Sin solución de continuidad, o más bien con un taxi que me costó seis espléndidos euros, me fui al concierto de los Sullivans en la StPatrick. El sitio está alojando a un buen número de bandas para que hagan directos… está por Paseo Calanda, y, que yo sepa, han tocado Volador, Los Sullis y Polyzones (pero de este concierto hablaré otro día). No demasiado grande y se supone que es para rollos acústicos o de cantautor… pero la tormenta eléctrica de los muchachos dejó con la boca abierta a dueños, camareras y parejitas enamoradas que huyeron del local en cuanto cruzaron ligeramente el umbral de la puerta.


Si alguien me pregunta qué quiero ser de mayor le contestaré que, sin ninguna duda, el Bez oficial de los Sullivans: presentar los bolos, bailar y tocar las maracas durante el concierto y, si me dejan, coros en la revisión que los muchachos hacen de Vicente del Bosque. Las nuevas canciones suenan como un tiro, la actitud sobra y el nuevo orden mundial debería dejar un hueco para ellos. Y esa versión escalofriante de Mis horas perfectas con el piano que toca Malatesta… gracias por seguir poblando mis sueños y acallando mis esperanzas.


El sábado estuve en el aniversario de la Casa del Loco, viendo a los Hacienda Brothers. Puro rockandroll. Con steel guitarra y todo. Había gente de los Vibrants, Staff y Dos Lunas entre el público. Los habituales a este tipo de marcianadas.
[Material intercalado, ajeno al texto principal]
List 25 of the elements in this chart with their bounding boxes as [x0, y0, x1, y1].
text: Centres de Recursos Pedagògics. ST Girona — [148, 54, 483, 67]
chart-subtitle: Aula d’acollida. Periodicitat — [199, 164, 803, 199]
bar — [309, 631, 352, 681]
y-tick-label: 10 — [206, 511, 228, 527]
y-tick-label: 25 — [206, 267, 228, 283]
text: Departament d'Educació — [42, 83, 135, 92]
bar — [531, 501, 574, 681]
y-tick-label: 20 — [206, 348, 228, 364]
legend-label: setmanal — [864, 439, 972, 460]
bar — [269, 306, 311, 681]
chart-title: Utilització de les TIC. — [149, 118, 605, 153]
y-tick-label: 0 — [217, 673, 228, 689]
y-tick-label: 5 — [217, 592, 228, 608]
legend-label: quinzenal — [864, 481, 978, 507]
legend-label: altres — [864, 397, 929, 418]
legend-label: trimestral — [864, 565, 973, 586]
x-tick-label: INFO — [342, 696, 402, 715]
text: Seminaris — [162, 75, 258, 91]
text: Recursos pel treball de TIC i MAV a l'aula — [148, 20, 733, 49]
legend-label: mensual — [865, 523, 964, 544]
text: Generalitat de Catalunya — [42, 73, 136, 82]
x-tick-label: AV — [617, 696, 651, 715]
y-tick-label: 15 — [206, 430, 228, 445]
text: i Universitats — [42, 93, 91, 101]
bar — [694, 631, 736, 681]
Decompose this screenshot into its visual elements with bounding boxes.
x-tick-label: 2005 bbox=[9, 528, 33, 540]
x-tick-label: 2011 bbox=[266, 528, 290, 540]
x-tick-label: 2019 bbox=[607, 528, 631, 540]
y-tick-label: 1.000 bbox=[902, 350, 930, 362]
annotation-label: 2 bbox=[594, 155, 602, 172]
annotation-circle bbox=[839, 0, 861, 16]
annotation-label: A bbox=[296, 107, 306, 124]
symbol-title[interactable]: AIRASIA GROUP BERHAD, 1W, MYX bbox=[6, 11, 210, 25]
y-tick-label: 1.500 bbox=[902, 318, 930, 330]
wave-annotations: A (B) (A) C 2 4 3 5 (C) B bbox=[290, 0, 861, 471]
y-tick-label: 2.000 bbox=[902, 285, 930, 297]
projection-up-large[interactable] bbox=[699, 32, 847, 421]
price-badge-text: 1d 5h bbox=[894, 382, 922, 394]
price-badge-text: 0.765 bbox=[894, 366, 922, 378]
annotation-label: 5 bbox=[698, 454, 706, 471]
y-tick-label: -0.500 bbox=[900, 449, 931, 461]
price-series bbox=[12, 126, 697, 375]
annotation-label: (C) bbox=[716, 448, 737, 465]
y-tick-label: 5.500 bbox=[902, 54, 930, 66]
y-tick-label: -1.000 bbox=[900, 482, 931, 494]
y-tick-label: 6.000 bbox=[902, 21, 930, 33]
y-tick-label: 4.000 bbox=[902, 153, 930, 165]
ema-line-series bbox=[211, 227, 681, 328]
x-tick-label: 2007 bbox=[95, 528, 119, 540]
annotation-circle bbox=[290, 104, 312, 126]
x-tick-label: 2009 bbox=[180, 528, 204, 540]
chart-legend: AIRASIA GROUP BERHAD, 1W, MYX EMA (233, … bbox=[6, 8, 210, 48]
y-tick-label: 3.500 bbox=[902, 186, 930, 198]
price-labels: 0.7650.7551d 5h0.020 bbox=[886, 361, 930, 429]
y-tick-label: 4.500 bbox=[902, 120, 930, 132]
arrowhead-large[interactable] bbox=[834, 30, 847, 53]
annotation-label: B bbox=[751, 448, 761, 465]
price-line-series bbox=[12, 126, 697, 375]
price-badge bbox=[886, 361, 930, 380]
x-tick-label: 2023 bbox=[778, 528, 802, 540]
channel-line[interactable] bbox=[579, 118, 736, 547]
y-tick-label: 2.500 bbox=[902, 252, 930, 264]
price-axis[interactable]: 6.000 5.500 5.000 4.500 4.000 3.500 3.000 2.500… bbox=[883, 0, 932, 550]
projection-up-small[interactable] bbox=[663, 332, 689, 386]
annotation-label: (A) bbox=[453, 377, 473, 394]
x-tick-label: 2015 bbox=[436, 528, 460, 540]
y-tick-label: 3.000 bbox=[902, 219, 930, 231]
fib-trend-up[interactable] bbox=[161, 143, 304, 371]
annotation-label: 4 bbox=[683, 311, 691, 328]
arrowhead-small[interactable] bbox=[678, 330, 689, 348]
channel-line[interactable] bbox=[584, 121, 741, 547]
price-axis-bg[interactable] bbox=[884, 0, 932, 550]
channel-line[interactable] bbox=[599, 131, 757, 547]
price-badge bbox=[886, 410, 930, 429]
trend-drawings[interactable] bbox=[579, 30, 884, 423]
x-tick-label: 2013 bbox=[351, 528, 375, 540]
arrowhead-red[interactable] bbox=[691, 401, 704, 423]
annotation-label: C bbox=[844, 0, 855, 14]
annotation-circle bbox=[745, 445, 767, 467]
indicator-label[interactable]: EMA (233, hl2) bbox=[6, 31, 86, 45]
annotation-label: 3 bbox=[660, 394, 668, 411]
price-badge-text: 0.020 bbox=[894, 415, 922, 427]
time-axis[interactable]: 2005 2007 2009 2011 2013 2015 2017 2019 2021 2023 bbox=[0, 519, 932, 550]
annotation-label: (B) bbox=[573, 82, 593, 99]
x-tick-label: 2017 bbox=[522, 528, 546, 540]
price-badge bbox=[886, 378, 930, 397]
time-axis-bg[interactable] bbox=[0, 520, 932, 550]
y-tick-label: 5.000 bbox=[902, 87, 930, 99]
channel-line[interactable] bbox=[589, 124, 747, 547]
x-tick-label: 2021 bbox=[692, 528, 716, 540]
También estaba Juanjo Javierre, exultante por el éxito mayúsculos que ha supuesto esta edición del festival Periferias en la capital oscense. Incluido José Lapuente, con rostro de por fin voy a poder descansar que me prometió que esta vez sí, que esta vez seguro que Dos Lunas van a grabar un tema para Confesiones de Margot. Una versión de Neil Young, creo que me dijo Roll another number. Un tema del Weld, pero tampoco me hagáis mucho caso. Hicimos una parada técnica en el Bacharach… la cosa se está poniendo realmente imposible para entrar, aunque bueno, yo soy parte responsable… por empeñarme siempre en ir para allí. Un poco de Páramo y bueno… las molestias de la edad  y los escozores del tiempo me hicieron volverme para mi casa. Me senté frente al teclado y escribí:  Es hora de volver, Totó; aunque tenemos un problema: se nos han acabado las pastillas amarillas. Luego, como no me podía quitar la sensación de la capital del peor país del mundo me fui a la cama, mientras todo mi pasillo se iluminaba con rayos que caían de cielos con un buen puñado de marcas registradas.